Cremated Remains of 9 Jonestown Victims Found in Old Dover Funeral Home

DOVER, Del. (WBOC/AP)- The cremated remains of nine victims of a 1978 mass cult suicide-murder in Jonestown, Guyana, have turned up in a former funeral home in Dover, officials said Thursday.

It's part of a story WBOC first broke Wednesday evening.

   

The Delaware Division of Forensic Science has taken possession of the remains, discovered at the former Minus Funeral Home on North Queen Street, and is working to make identifications and notify relatives, the agency and the Dover Police Department said in a statement.

Last week, the DFS responded to a request to check the former dilapidated funeral home in Dover after 38 containers of cremated remains were discovered inside. Thirty-three containers were marked and identified. They spanned a period from about 1970 to the 1990s and included the Jonestown remains. The DFS said its staff will work to identify the current unidentified remains and will in turn notify family or arrange for final disposition.

On Wednesday, the DFS, along with the Dover and New Castle County police departments, also conducted an "exploratory excavation" on the former funeral home property.

"They decided they would check the exterior of the building," said Cpl. Mark Hoffman, spokesman for the Dover Police Department. "During that time they noticed three depressions with disturbed soil. At that time the decision was made to and excavate those areas."

They discovered an arrowhead, two animal bones, oyster shells and charcoals.

William Crawford has lived across the street from the old funeral home for years.
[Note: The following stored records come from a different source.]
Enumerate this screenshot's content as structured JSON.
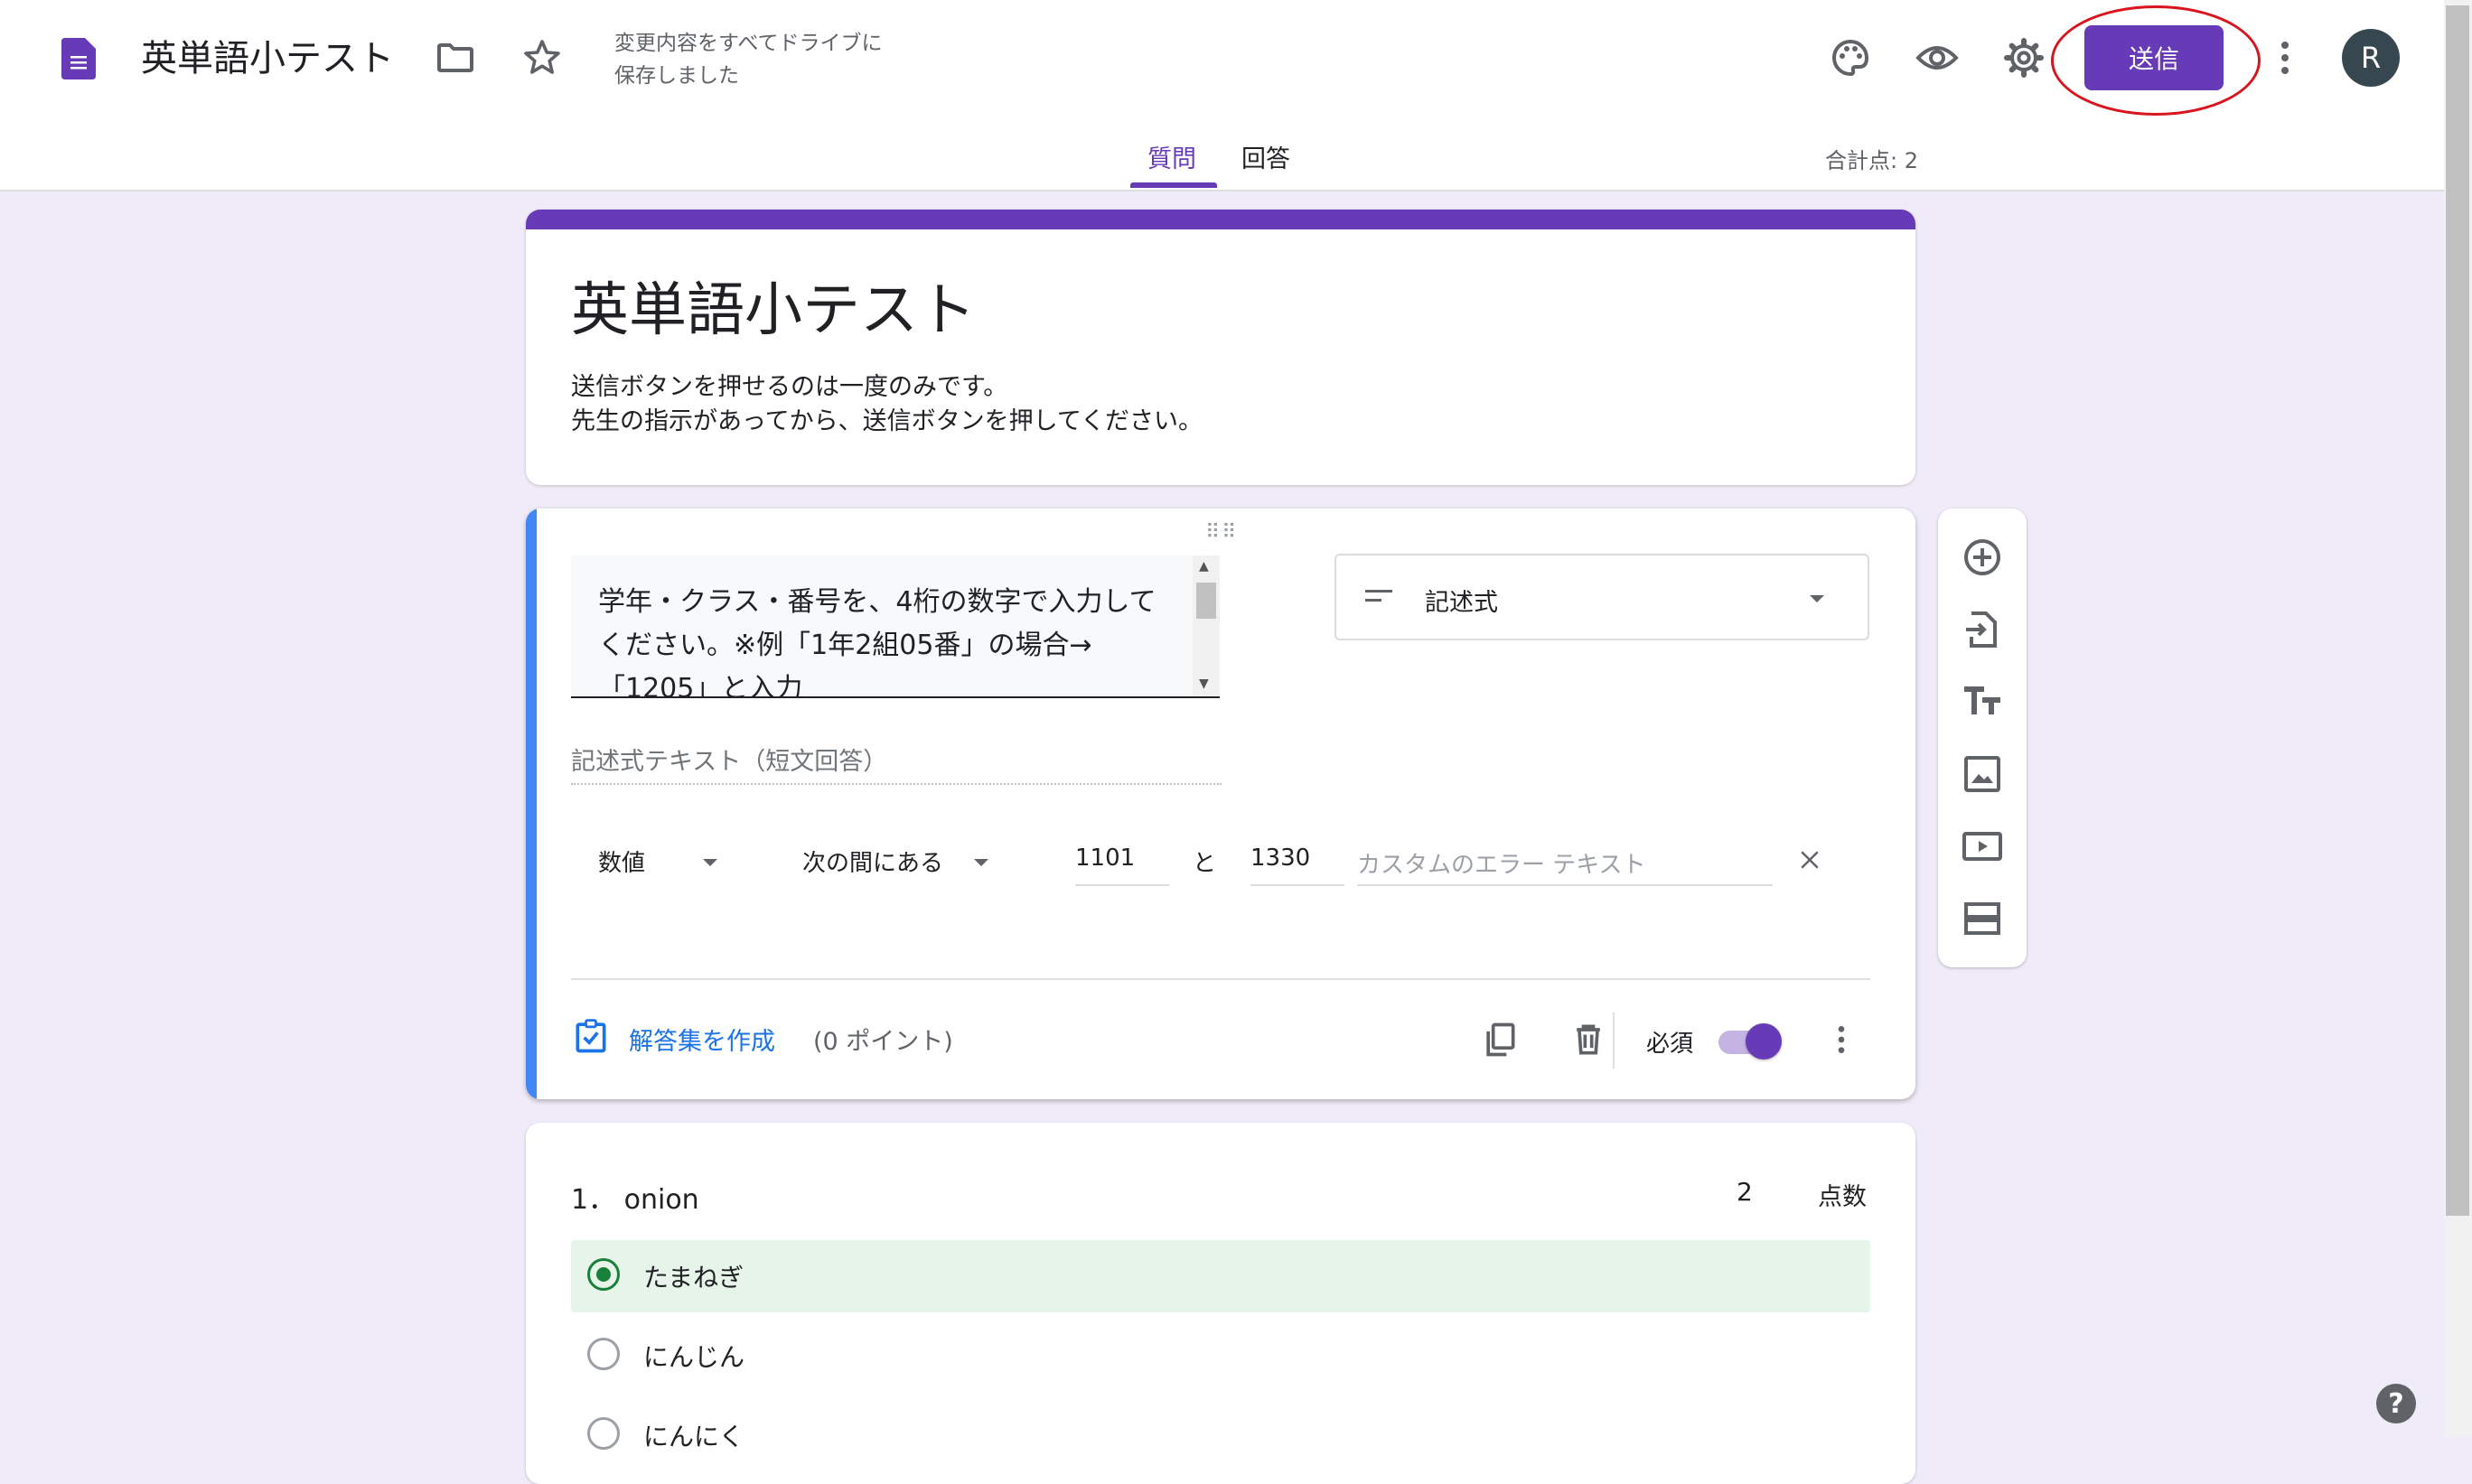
{
  "header": {
    "app_title": "英単語小テスト",
    "save_status_line1": "変更内容をすべてドライブに",
    "save_status_line2": "保存しました",
    "send_label": "送信",
    "avatar_letter": "R",
    "icons": [
      "docs-icon",
      "folder-icon",
      "star-icon",
      "palette-icon",
      "eye-icon",
      "gear-icon",
      "more-vert-icon"
    ]
  },
  "tabs": [
    {
      "label": "質問",
      "active": true
    },
    {
      "label": "回答",
      "active": false
    }
  ],
  "total_points": "合計点: 2",
  "form": {
    "title": "英単語小テスト",
    "description_line1": "送信ボタンを押せるのは一度のみです。",
    "description_line2": "先生の指示があってから、送信ボタンを押してください。"
  },
  "question1": {
    "text": "学年・クラス・番号を、4桁の数字で入力してください。※例「1年2組05番」の場合→「1205」と入力",
    "type_label": "記述式",
    "short_answer_placeholder": "記述式テキスト（短文回答）",
    "validation": {
      "kind": "数値",
      "condition": "次の間にある",
      "min": "1101",
      "and_label": "と",
      "max": "1330",
      "error_placeholder": "カスタムのエラー テキスト"
    },
    "answer_key_label": "解答集を作成",
    "points_label": "(0 ポイント)",
    "required_label": "必須",
    "required": true
  },
  "question2": {
    "title": "1． onion",
    "points": "2",
    "points_label": "点数",
    "options": [
      {
        "label": "たまねぎ",
        "correct": true
      },
      {
        "label": "にんじん",
        "correct": false
      },
      {
        "label": "にんにく",
        "correct": false
      }
    ]
  },
  "sidebar_icons": [
    "add-question-icon",
    "import-questions-icon",
    "add-title-icon",
    "add-image-icon",
    "add-video-icon",
    "add-section-icon"
  ],
  "colors": {
    "accent": "#673ab7",
    "background": "#f0ebf8",
    "focus_bar": "#4285f4",
    "correct": "#188038"
  }
}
He watched Wednesday as the digging was happening.

"It's a mystery solved. Everybody was concerned," he said. "There were a lot of different concerns about what had actually taken place."

On Nov. 18, 1978, gunmen from the Peoples Temple cult ambushed and killed U.S. Rep. Leo Ryan of California, three newsmen and a defector from the group at a remote jungle airstrip as they visited on a fact-finding mission to investigate reports of abuses of members.

   

Cult leader Jim Jones then orchestrated a ritual of mass murder and suicide at the temple's nearby agricultural commune, ordering followers to drink cyanide-laced grape punch. Most of them complied, although survivors described some people being shot, injected with poison, or forced to drink the deadly beverage when they tried to resist.

   

After the deaths, bodies of 911 massacre victims were brought to Dover Air Force Base, home to the U.S. military's largest mortuary. Many of the bodies were decomposed and could not be identified. Several cemeteries refused to take them until the Evergreen Cemetery in Oakland, California, stepped forward in 1979 and accepted 409 bodies. The remaining victims were cremated or buried in family cemeteries.

WBOC spoke with officials at Air Force Mortuary Affairs Operations. They say they are looking into the situation. But finding information about something that happened so long ago is difficult.

Crawford was living in Dover in 1978. He remembers the time right after Jonestown.

"It was a sad occasion," said Crawford. "It was a lot of hustle and bustle, a lot of excitement, a lot of electricity in the air at the time and a lot of sadness, too, because so many souls were lost."

Police do not suspect foul play. DFS calls this a simple case of unclaimed remains.

Searchers also found several bronze grave site markers for deceased veterans who served in World War I through the Vietnam War during an initial check of the building. Officials said if family members can be located through the Veterans Administration, the markers will be given to them.

   

Jones ran the Peoples Temple in San Francisco in the early 1970s. He established a free health clinic and a drug rehabilitation program, eventually emerging as a political force. He became chairman of the San Francisco Housing Authority in 1976. But allegations of wrongdoing mounted, and Jones moved the settlement to Guyana, the only English-speaking country in South America. The cult leader believed he would be safe there from what he perceived as media and police persecution. Hundreds of followers moved to Jonestown, seeking socialism and racial harmony.